Yan Xue


2023

pdf bib
We Need to Talk About Reproducibility in NLP Model Comparison
Yan Xue | Xuefei Cao | Xingli Yang | Yu Wang | Ruibo Wang | Jihong Li
Proceedings of the 2023 Conference on Empirical Methods in Natural Language Processing

NLPers frequently face reproducibility crisis in a comparison of various models of a real-world NLP task. Many studies have empirically showed that the standard splits tend to produce low reproducible and unreliable conclusions, and they attempted to improve the splits by using more random repetitions.

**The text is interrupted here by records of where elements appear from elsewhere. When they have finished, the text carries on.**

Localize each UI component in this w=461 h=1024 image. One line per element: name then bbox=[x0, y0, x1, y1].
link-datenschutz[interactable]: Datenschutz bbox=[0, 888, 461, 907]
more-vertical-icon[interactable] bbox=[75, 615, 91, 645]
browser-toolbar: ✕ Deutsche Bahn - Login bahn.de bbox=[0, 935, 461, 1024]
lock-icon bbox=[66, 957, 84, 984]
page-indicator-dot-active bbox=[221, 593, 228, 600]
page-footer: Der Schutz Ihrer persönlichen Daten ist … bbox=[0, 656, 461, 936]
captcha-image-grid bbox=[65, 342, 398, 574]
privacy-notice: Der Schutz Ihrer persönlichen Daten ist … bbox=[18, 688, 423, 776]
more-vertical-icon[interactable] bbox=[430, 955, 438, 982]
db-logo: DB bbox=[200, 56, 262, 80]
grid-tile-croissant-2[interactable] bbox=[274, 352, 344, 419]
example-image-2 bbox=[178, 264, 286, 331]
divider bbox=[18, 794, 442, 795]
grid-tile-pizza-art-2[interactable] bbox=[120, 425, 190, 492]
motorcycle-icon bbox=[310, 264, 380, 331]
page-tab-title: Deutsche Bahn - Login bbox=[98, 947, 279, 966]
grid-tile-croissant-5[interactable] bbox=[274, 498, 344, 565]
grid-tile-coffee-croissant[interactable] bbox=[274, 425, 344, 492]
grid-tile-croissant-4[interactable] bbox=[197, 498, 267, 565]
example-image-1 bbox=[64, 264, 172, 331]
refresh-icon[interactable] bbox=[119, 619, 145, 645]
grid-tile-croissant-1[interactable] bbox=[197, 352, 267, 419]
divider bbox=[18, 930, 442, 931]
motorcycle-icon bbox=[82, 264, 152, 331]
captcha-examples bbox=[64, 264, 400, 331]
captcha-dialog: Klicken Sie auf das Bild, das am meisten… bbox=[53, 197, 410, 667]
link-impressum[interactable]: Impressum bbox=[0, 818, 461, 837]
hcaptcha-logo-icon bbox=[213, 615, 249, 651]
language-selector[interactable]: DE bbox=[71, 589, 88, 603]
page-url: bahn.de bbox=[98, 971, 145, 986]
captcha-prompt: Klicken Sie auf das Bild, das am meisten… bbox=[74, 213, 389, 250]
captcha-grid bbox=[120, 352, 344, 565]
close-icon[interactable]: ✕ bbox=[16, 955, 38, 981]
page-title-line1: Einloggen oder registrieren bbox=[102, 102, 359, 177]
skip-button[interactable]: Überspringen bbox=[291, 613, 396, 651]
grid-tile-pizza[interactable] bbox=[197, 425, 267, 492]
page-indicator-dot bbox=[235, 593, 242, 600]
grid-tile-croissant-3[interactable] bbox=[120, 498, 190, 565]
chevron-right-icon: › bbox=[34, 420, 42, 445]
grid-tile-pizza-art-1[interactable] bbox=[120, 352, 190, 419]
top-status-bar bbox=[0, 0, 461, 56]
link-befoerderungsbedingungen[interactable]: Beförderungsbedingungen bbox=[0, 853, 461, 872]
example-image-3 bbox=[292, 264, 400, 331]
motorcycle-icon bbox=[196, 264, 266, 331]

However, the improvement on the reproducibility in a comparison of NLP models is limited attributed to a lack of investigation on the relationship between the reproducibility and the estimator induced by a splitting strategy. In this paper, we formulate the reproducibility in a model comparison into a probabilistic function with regard to a conclusion. Furthermore, we theoretically illustrate that the reproducibility is qualitatively dominated by the signal-to-noise ratio (SNR) of a model performance estimator obtained on a corpus splitting strategy. Specifically, a higher value of the SNR of an estimator probably indicates a better reproducibility. On the basis of the theoretical motivations, we develop a novel mixture estimator of the performance of an NLP model with a regularized corpus splitting strategy based on a blocked 3× 2 cross-validation. We conduct numerical experiments on multiple NLP tasks to show that the proposed estimator achieves a high SNR, and it substantially increases the reproducibility. Therefore, we recommend the NLP practitioners to use the proposed method to compare NLP models instead of the methods based on the widely-used standard splits and the random splits with multiple repetitions.